Evet, eskiden CHP’nin farklı kollarında siyasetle uğraştım. Yine CHP’liyim ama pek siyasetle ilgilenmiyorum. Benim belediye meclis üyeliği görevi yaptığım zaman CHP’den Zonguldak Belediye Başkanı Zeki Çakan’dı. O zamanlarda Zonguldak Belediyesi’nin çalışmaları daha verimliydi. Eskiden belediye meclis üyelerinin görüşleri dikkate alınıyordu. Bugün particilik sebebiyle herkes birbirine düşman haline geldi. Siyasi partilerin hiçbirinde eski çalışma sistemi yok. Eskiden siyasette itibar vardı ama bugün belediyenin çalışmalarını başkan CHP’li olmasına rağmen verimli bulmuyorum. Şunu da göze almalıyız: Muhalif olan belediye başkanları iktidardan destek görmüyor. Türkiye’de particilik aldı başını yürüdü. Ben muhalif belediye başkanlarının başarısızlığını iktidar partisinden belediye başkanı olmadıkları için kaynaklandığını düşünüyorum. Belediye başkanları çalışmalarında tek başına kalıyorlar.
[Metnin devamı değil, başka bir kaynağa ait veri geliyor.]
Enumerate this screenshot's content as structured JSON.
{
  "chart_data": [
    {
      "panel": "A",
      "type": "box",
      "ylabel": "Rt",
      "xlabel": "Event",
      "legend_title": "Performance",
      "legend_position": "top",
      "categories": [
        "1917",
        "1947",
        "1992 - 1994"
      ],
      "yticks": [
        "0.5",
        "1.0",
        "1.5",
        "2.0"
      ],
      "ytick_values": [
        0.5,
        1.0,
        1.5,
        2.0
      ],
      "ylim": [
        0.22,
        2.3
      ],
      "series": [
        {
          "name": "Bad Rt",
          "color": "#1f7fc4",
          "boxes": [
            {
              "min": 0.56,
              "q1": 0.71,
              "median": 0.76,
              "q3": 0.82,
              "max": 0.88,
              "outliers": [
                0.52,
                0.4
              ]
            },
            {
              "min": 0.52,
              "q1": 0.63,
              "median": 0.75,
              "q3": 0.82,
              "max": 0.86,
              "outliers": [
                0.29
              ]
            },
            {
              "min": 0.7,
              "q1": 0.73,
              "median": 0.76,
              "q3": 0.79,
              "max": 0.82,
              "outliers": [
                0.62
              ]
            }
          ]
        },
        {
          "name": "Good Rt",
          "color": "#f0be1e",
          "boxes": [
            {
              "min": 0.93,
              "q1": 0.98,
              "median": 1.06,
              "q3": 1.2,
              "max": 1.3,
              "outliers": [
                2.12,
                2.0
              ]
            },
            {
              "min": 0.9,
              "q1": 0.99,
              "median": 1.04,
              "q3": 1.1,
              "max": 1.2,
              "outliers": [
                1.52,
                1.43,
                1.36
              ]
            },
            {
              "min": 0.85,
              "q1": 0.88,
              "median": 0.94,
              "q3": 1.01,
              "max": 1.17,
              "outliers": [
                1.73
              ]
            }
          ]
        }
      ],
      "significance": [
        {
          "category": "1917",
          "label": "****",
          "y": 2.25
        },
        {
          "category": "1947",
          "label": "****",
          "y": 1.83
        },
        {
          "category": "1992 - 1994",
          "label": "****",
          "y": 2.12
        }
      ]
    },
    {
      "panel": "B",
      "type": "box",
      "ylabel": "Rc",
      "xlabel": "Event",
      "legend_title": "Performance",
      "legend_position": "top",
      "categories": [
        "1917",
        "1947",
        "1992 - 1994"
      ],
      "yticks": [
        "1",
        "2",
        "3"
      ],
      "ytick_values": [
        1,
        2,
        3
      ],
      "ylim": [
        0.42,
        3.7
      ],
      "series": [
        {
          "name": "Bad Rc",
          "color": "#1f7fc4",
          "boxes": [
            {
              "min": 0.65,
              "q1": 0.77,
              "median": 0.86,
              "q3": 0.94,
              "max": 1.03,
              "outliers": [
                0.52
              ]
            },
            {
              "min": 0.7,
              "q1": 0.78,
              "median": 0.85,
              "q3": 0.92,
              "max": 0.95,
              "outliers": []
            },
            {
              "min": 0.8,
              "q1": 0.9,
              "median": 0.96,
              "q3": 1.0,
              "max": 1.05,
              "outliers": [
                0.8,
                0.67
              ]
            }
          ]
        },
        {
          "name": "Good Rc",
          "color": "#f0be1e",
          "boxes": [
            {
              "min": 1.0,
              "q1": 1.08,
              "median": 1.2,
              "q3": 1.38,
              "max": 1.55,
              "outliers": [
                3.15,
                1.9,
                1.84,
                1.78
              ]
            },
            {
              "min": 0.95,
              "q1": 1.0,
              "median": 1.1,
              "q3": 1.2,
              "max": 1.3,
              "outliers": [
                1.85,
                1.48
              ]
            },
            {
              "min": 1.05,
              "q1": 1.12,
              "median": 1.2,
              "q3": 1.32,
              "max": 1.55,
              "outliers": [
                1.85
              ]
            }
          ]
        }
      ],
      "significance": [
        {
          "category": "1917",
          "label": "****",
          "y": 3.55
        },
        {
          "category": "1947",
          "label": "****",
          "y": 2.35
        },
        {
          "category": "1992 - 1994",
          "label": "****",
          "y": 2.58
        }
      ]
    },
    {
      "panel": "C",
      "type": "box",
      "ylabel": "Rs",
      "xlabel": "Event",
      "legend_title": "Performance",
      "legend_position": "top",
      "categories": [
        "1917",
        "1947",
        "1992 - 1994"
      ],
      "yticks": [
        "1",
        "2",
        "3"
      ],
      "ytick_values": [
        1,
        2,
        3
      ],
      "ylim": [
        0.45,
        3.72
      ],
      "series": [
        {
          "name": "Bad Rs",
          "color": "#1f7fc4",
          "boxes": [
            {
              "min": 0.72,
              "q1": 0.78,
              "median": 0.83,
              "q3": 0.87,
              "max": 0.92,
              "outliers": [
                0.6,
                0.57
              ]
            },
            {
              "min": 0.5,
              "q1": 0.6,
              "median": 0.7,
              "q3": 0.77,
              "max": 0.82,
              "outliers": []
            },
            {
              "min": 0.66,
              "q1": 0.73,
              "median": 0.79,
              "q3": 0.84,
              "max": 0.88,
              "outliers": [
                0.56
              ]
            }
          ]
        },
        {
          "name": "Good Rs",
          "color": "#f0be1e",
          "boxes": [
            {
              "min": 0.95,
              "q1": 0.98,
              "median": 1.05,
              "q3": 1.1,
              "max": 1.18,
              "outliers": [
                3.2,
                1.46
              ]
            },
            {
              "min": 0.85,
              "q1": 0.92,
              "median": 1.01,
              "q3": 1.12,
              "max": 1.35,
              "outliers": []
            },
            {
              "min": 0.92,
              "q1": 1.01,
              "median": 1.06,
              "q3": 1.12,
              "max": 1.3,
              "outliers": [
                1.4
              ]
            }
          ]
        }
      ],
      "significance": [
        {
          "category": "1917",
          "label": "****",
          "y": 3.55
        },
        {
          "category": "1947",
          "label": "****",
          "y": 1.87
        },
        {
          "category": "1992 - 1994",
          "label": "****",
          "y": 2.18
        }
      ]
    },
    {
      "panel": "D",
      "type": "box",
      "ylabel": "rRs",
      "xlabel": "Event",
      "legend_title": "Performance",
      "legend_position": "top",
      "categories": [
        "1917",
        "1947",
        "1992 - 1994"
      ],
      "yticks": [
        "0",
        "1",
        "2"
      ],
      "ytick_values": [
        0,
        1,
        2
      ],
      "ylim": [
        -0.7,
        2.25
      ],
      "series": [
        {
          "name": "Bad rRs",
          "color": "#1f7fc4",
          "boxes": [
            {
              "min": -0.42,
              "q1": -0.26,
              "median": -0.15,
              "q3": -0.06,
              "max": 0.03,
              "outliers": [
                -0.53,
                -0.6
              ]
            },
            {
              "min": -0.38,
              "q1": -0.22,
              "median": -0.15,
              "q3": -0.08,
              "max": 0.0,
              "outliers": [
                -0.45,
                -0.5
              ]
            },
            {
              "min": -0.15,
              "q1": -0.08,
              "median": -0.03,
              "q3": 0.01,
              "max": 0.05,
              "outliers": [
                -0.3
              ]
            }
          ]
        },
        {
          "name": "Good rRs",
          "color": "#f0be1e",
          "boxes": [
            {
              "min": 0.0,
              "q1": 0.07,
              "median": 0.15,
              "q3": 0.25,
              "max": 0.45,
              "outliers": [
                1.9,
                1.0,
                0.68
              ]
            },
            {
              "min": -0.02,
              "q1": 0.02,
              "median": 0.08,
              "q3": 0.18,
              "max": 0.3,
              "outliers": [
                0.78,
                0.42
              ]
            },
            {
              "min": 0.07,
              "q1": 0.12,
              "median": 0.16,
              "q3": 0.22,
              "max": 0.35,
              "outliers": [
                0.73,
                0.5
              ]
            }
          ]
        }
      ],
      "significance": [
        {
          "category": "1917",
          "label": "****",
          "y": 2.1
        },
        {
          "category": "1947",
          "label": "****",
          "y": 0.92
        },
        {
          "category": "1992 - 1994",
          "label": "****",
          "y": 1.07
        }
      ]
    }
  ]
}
Ben bu durumu pek tasvip etmiyorum çünkü Zeki Çakan 4 sene bakanlık yaptı. Zonguldak’a bir şey kazandırmadı. Bartın milletvekilliği yaptı. Bartın’da daha çok çalıştı. Şimdi Bartın’da çalışan kişinin Zonguldak’tan milletvekili çıkınca faydalı olacağına inanmıyorum. Zeki Çakan’ın MHP’den aday adayı olmasına gelince, benim görüşüm kişinin sık sık parti değiştirmesi kişiliğe uygun değil. Bir partiden adını duyuruyorsan o partinin içerisinde mücadeleni yapmalısın ama görüyoruz ki, şimdiki siyasetçiler o parti, bu parti geziyorlar. Bunları milletvekili seçilmek için yapıyorlar. Başka amaçları yok. Siyasetçilerimize seslenmek istiyorum, özellikle milletvekili olacak isimlere; Zonguldak’ın bir yatırımı veya sanayileşmesi yok. TTK’nın da kapatılacağı söyleniyor. TTK kapatılırsa Zonguldak her şeyden mahrum kalacak. Eskiden göç alırdık, şimdi göç veriyoruz. Siyasilerin buna dikkat etmesi lazım.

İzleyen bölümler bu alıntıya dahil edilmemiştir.